Friday, August 21, 2015

A story of Prometheus as told by Aesop

The figure of Prometheus has remained popular in practically every period of (western) history from the 8th century BC on. Here is a lesser known tale told by Aesop:

Prometheus, that potter who gave shape to our new generation, decided one day to sculpt the form of Alethia (Veritas or Truth), using all his skill so that she would be able to regulate people's behavor. As he was working, an unexpected summons from mighty Zeus (Jupiter) called him away. Prometheus left cunning Dolus (Trickery) in charge of his workshop, Dolus had recently become one of the Prometheus’s apprentices.
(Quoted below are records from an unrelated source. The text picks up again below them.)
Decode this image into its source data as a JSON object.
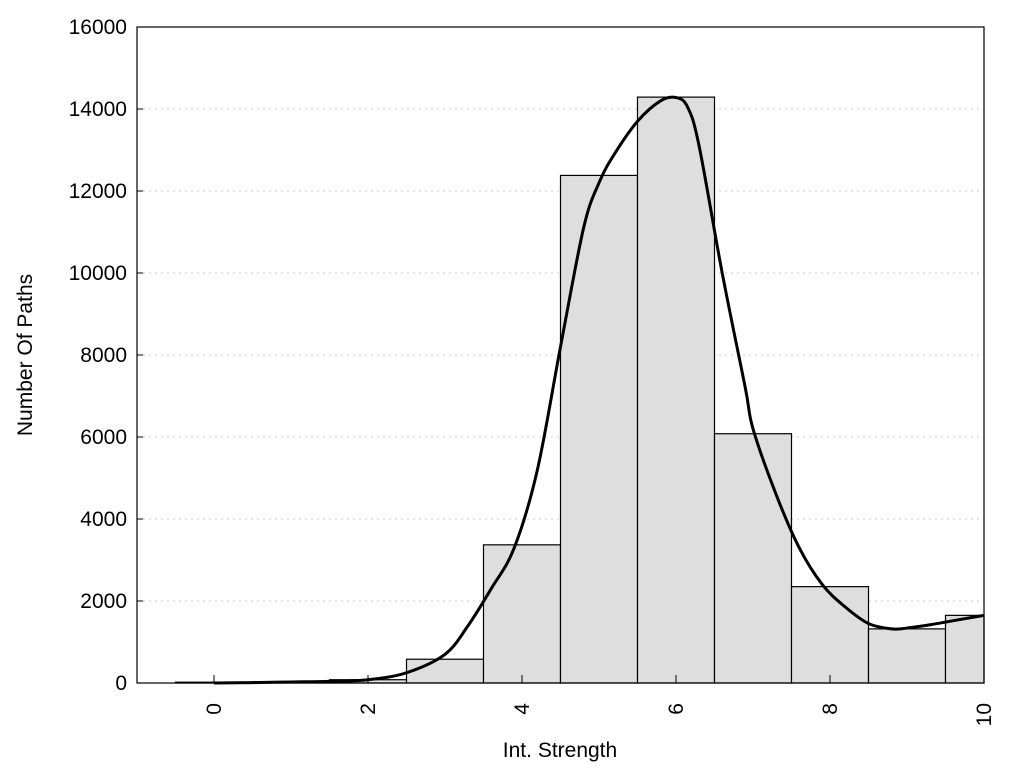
{
  "chart_data": {
    "type": "bar",
    "title": "",
    "xlabel": "Int. Strength",
    "ylabel": "Number Of Paths",
    "xlim": [
      -1,
      10
    ],
    "ylim": [
      0,
      16000
    ],
    "grid": "horizontal dotted",
    "x_ticks": [
      0,
      2,
      4,
      6,
      8,
      10
    ],
    "y_ticks": [
      0,
      2000,
      4000,
      6000,
      8000,
      10000,
      12000,
      14000,
      16000
    ],
    "bars": {
      "x": [
        0,
        1,
        2,
        3,
        4,
        5,
        6,
        7,
        8,
        9,
        10
      ],
      "values": [
        20,
        30,
        80,
        580,
        3370,
        12380,
        14290,
        6080,
        2350,
        1320,
        1650
      ]
    },
    "fit_curve": {
      "x": [
        0,
        0.5,
        1,
        1.5,
        2,
        2.5,
        3,
        3.3,
        3.6,
        3.9,
        4.2,
        4.5,
        4.8,
        5,
        5.2,
        5.5,
        5.8,
        6,
        6.15,
        6.3,
        6.6,
        6.9,
        7,
        7.3,
        7.6,
        7.9,
        8.2,
        8.5,
        8.8,
        9,
        9.3,
        9.6,
        10
      ],
      "y": [
        0,
        10,
        25,
        40,
        80,
        250,
        700,
        1400,
        2300,
        3300,
        5200,
        8200,
        11100,
        12200,
        12900,
        13700,
        14200,
        14280,
        14050,
        13100,
        10000,
        7200,
        6200,
        4600,
        3300,
        2400,
        1850,
        1450,
        1320,
        1340,
        1420,
        1520,
        1650
      ]
    }
  }
}
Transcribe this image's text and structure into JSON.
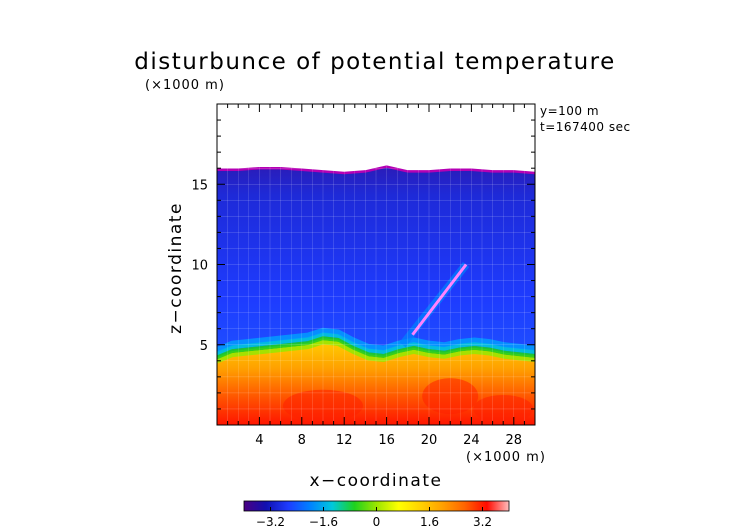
{
  "chart_data": {
    "type": "heatmap",
    "title": "disturbunce of potential temperature",
    "axis_unit_label": "(×1000 m)",
    "xlabel": "x−coordinate",
    "ylabel": "z−coordinate",
    "xlim": [
      0,
      30
    ],
    "ylim": [
      0,
      20
    ],
    "x_ticks": [
      4,
      8,
      12,
      16,
      20,
      24,
      28
    ],
    "y_ticks": [
      5,
      10,
      15
    ],
    "annotations": [
      "y=100 m",
      "t=167400 sec"
    ],
    "colorbar": {
      "ticks": [
        "−3.2",
        "−1.6",
        "0",
        "1.6",
        "3.2"
      ],
      "range": [
        -4,
        4
      ]
    },
    "field": {
      "top_boundary_z": [
        15.9,
        15.9,
        16.0,
        16.0,
        15.9,
        15.8,
        15.7,
        15.8,
        16.1,
        15.8,
        15.8,
        15.9,
        15.9,
        15.8,
        15.8,
        15.7
      ],
      "interface_z": [
        4.2,
        4.6,
        4.7,
        4.8,
        4.9,
        5.0,
        5.1,
        5.4,
        5.3,
        4.8,
        4.4,
        4.3,
        4.6,
        4.8,
        4.6,
        4.5,
        4.7,
        4.8,
        4.7,
        4.5,
        4.4,
        4.3
      ],
      "plume": {
        "x_range": [
          17.5,
          23.5
        ],
        "z_range": [
          5,
          10
        ]
      }
    }
  },
  "colors": {
    "colormap": [
      "#4b0082",
      "#1010b0",
      "#1e3cff",
      "#0082ff",
      "#00c8dc",
      "#1ed21e",
      "#9be600",
      "#ffff00",
      "#ffd200",
      "#ffa000",
      "#ff6400",
      "#ff0a00",
      "#ffbebe"
    ],
    "upper_field": "#1a2fe0",
    "upper_field_dark": "#2a1cb8",
    "interface": "#00a0ff",
    "lower_warm": "#ffb400",
    "lower_hot": "#ff2000",
    "top_boundary": "#b400b4",
    "plume": "#ff80ff"
  }
}
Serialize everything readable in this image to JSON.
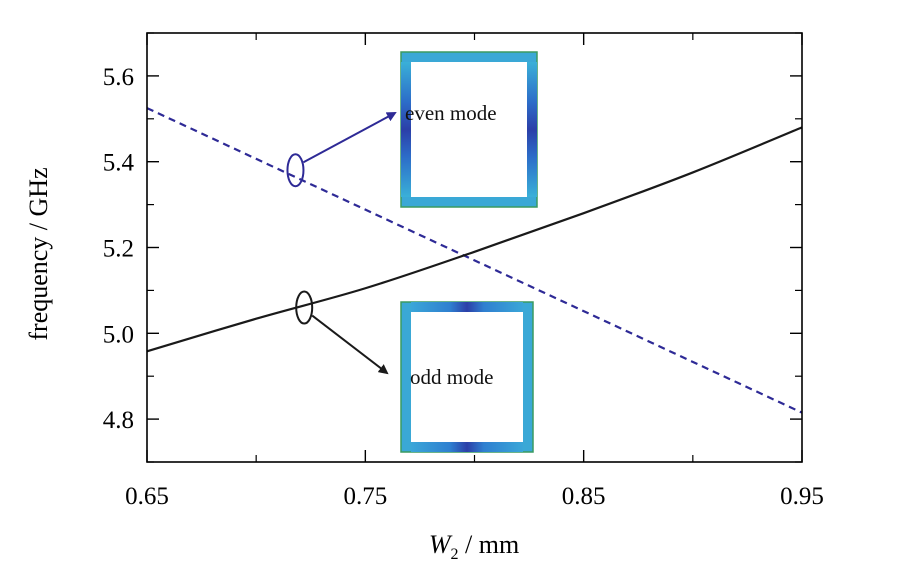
{
  "chart_data": {
    "type": "line",
    "xlabel_main": "W",
    "xlabel_sub": "2",
    "xlabel_unit": " / mm",
    "ylabel": "frequency / GHz",
    "xlim": [
      0.65,
      0.95
    ],
    "ylim": [
      4.7,
      5.7
    ],
    "x_ticks": [
      "0.65",
      "0.75",
      "0.85",
      "0.95"
    ],
    "y_ticks": [
      "4.8",
      "5.0",
      "5.2",
      "5.4",
      "5.6"
    ],
    "grid": false,
    "series": [
      {
        "style": "dashed",
        "color": "#2e2a96",
        "x": [
          0.65,
          0.95
        ],
        "y": [
          5.525,
          4.815
        ]
      },
      {
        "style": "solid",
        "color": "#1a1a1a",
        "x": [
          0.65,
          0.7,
          0.75,
          0.8,
          0.85,
          0.9,
          0.95
        ],
        "y": [
          4.958,
          5.034,
          5.105,
          5.19,
          5.28,
          5.375,
          5.48
        ]
      }
    ],
    "annotations": [
      {
        "text": "even mode",
        "color": "#2e2a96",
        "at": [
          0.718,
          5.38
        ]
      },
      {
        "text": "odd mode",
        "color": "#1a1a1a",
        "at": [
          0.722,
          5.06
        ]
      }
    ]
  }
}
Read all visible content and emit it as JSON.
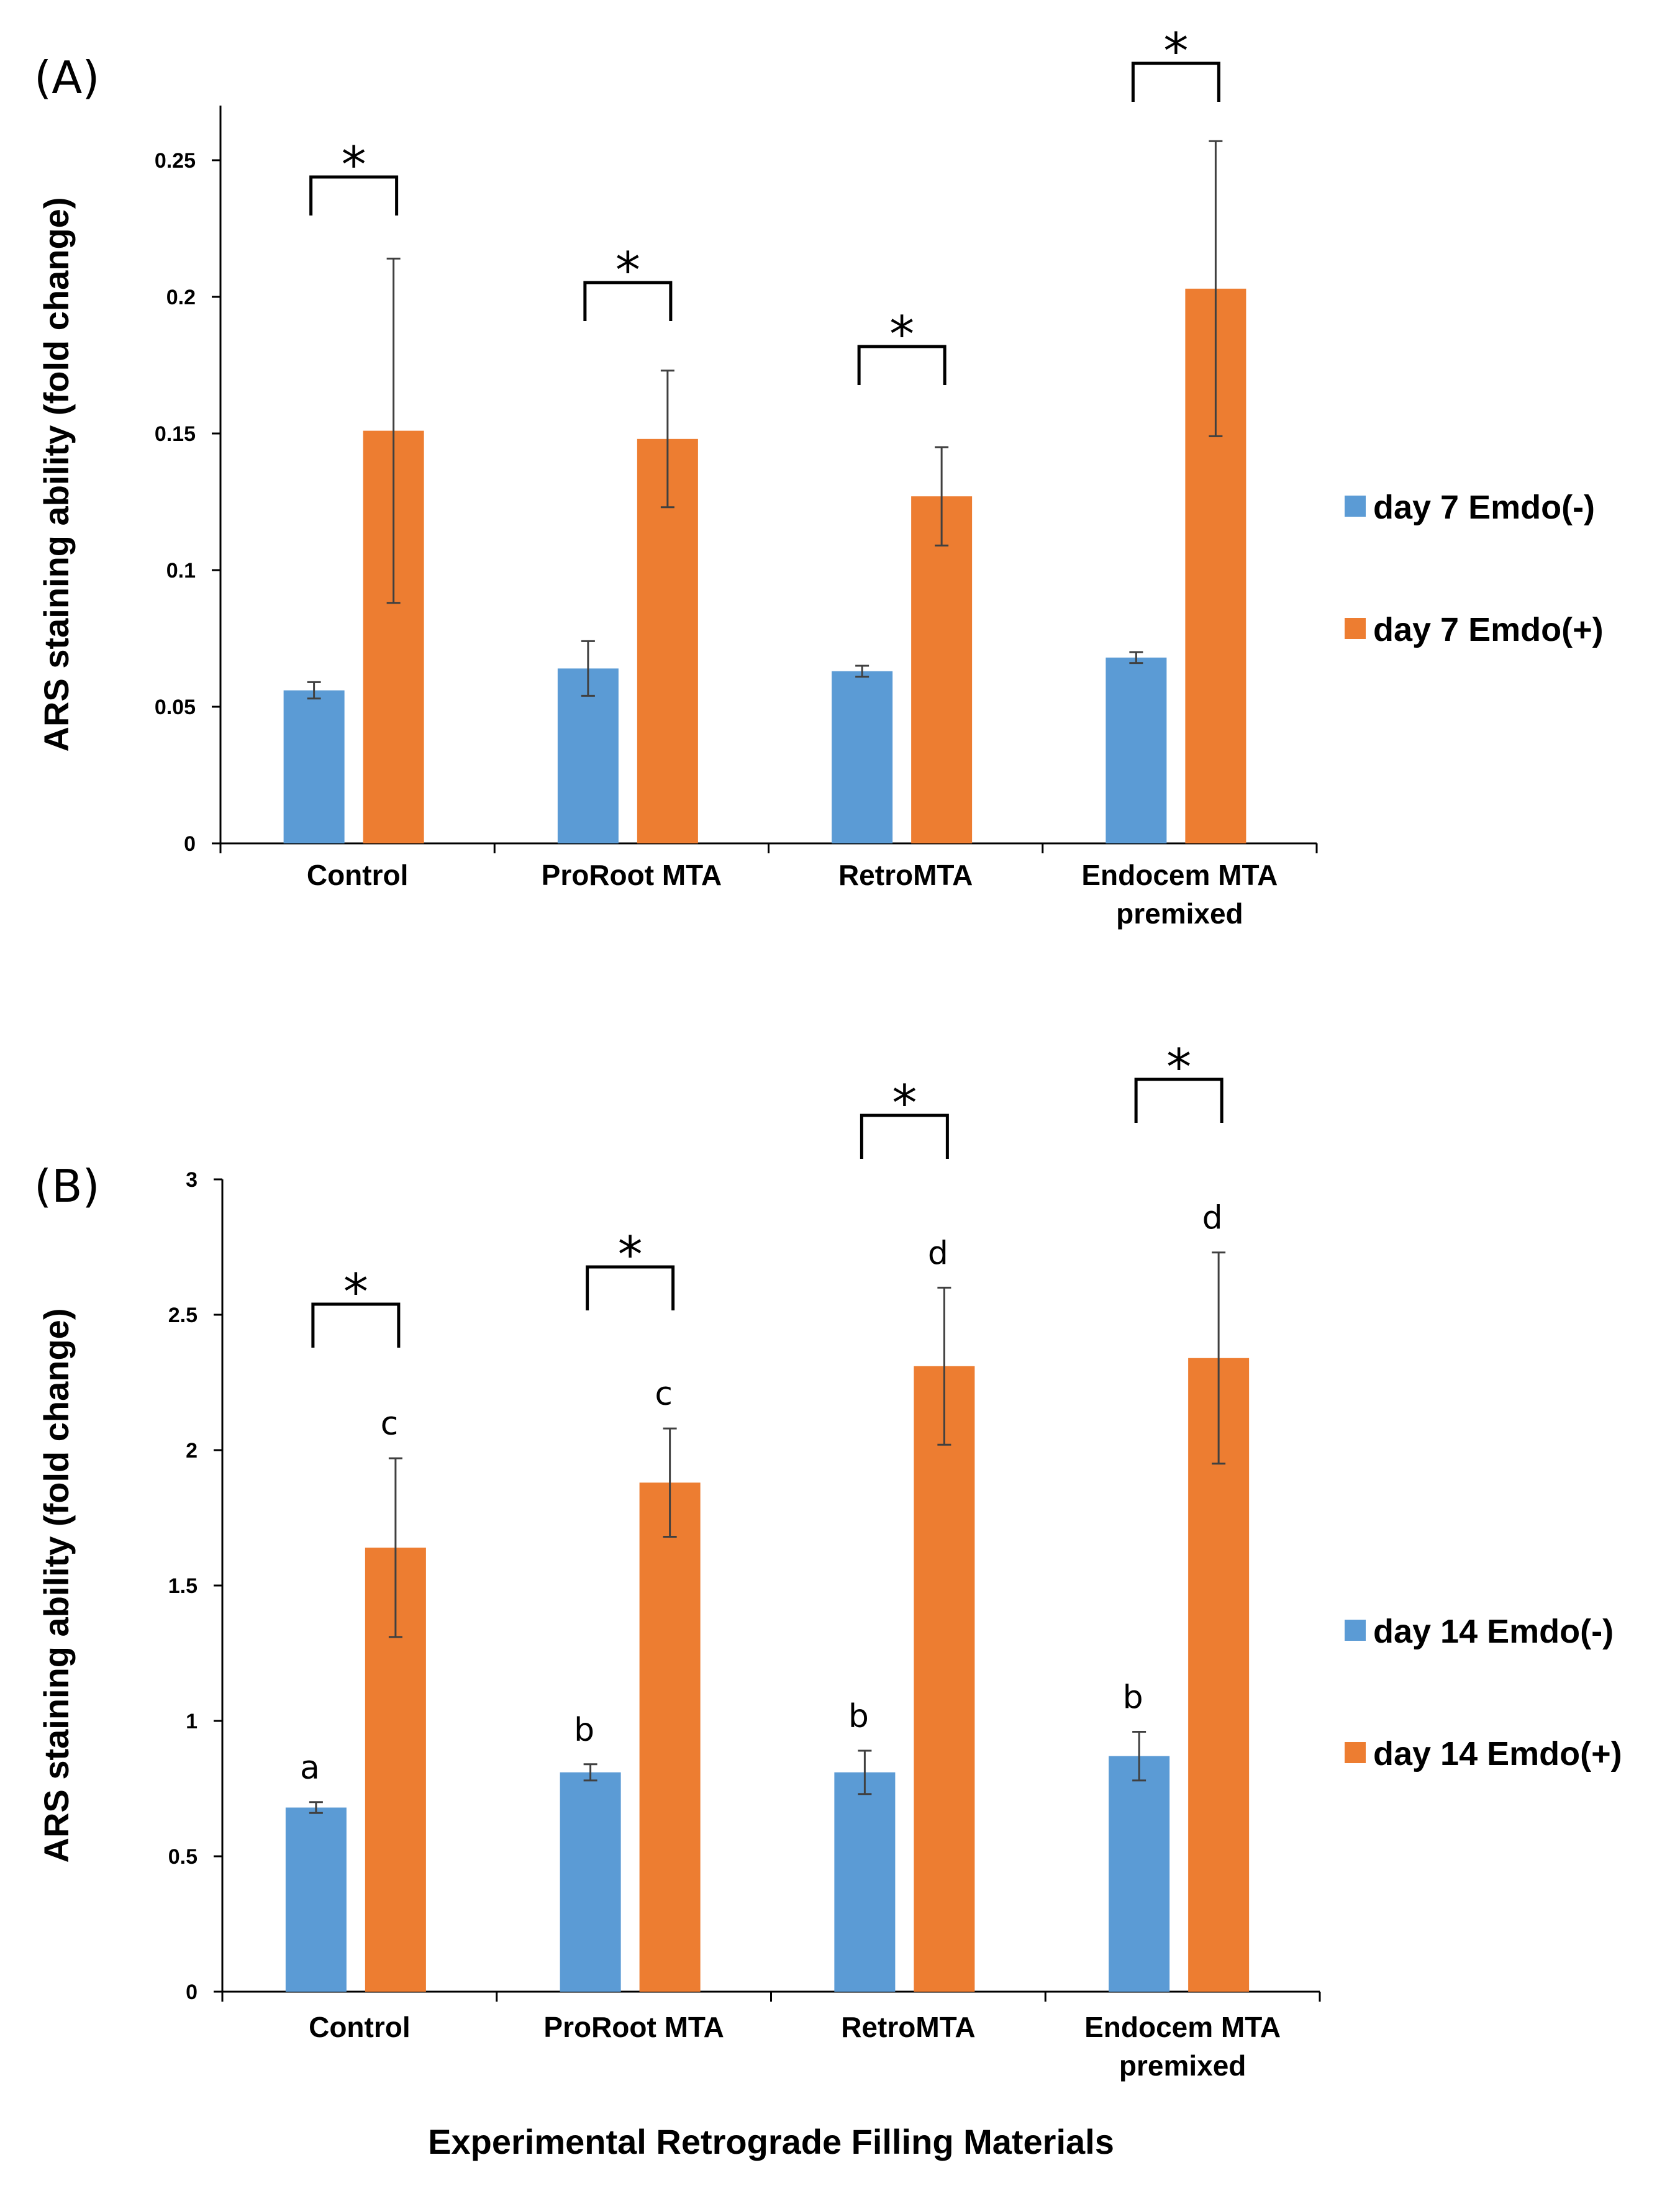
{
  "chart_data": [
    {
      "type": "bar",
      "panel_label": "(A)",
      "categories": [
        [
          "Control"
        ],
        [
          "ProRoot MTA"
        ],
        [
          "RetroMTA"
        ],
        [
          "Endocem MTA",
          "premixed"
        ]
      ],
      "ylabel": "ARS staining ability (fold change)",
      "xlabel": "",
      "ylim": [
        0,
        0.27
      ],
      "ticks": [
        0,
        0.05,
        0.1,
        0.15,
        0.2,
        0.25
      ],
      "tick_labels": [
        "0",
        "0.05",
        "0.1",
        "0.15",
        "0.2",
        "0.25"
      ],
      "series": [
        {
          "name": "day 7 Emdo(-)",
          "color": "#5B9BD5",
          "values": [
            0.056,
            0.064,
            0.063,
            0.068
          ],
          "errors": [
            0.003,
            0.01,
            0.002,
            0.002
          ]
        },
        {
          "name": "day 7 Emdo(+)",
          "color": "#ED7D31",
          "values": [
            0.151,
            0.148,
            0.127,
            0.203
          ],
          "errors": [
            0.063,
            0.025,
            0.018,
            0.054
          ]
        }
      ],
      "significance": [
        "*",
        "*",
        "*",
        "*"
      ],
      "letters": null,
      "legend_position": "right"
    },
    {
      "type": "bar",
      "panel_label": "(B)",
      "categories": [
        [
          "Control"
        ],
        [
          "ProRoot MTA"
        ],
        [
          "RetroMTA"
        ],
        [
          "Endocem MTA",
          "premixed"
        ]
      ],
      "ylabel": "ARS staining ability (fold change)",
      "xlabel": "Experimental Retrograde Filling Materials",
      "ylim": [
        0,
        3
      ],
      "ticks": [
        0,
        0.5,
        1,
        1.5,
        2,
        2.5,
        3
      ],
      "tick_labels": [
        "0",
        "0.5",
        "1",
        "1.5",
        "2",
        "2.5",
        "3"
      ],
      "series": [
        {
          "name": "day 14 Emdo(-)",
          "color": "#5B9BD5",
          "values": [
            0.68,
            0.81,
            0.81,
            0.87
          ],
          "errors": [
            0.02,
            0.03,
            0.08,
            0.09
          ]
        },
        {
          "name": "day 14 Emdo(+)",
          "color": "#ED7D31",
          "values": [
            1.64,
            1.88,
            2.31,
            2.34
          ],
          "errors": [
            0.33,
            0.2,
            0.29,
            0.39
          ]
        }
      ],
      "significance": [
        "*",
        "*",
        "*",
        "*"
      ],
      "letters": [
        [
          "a",
          "c"
        ],
        [
          "b",
          "c"
        ],
        [
          "b",
          "d"
        ],
        [
          "b",
          "d"
        ]
      ],
      "legend_position": "right"
    }
  ]
}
Fired by ambition, Dolus used the time at his disposal to fashion with his sly fingers a figure of the same size and appearance as Alethia with identical features. When he had almost completed the piece, which was truly remarkable, he ran out of clay to use for her feet. The master returned, so Dolus quickly sat down in his seat, quaking with fear. Prometheus was amazed at the similarity of the two statues and wanted it to seem as if all the credit were due to his own skill. Therefore, he put both statues in the kiln and when they had been thoroughly baked, he infused them both with life: sacred Alethia (the spirit of Truth) walked with measured steps, while her unfinished twin, the forgery, stood stuck in her tracks.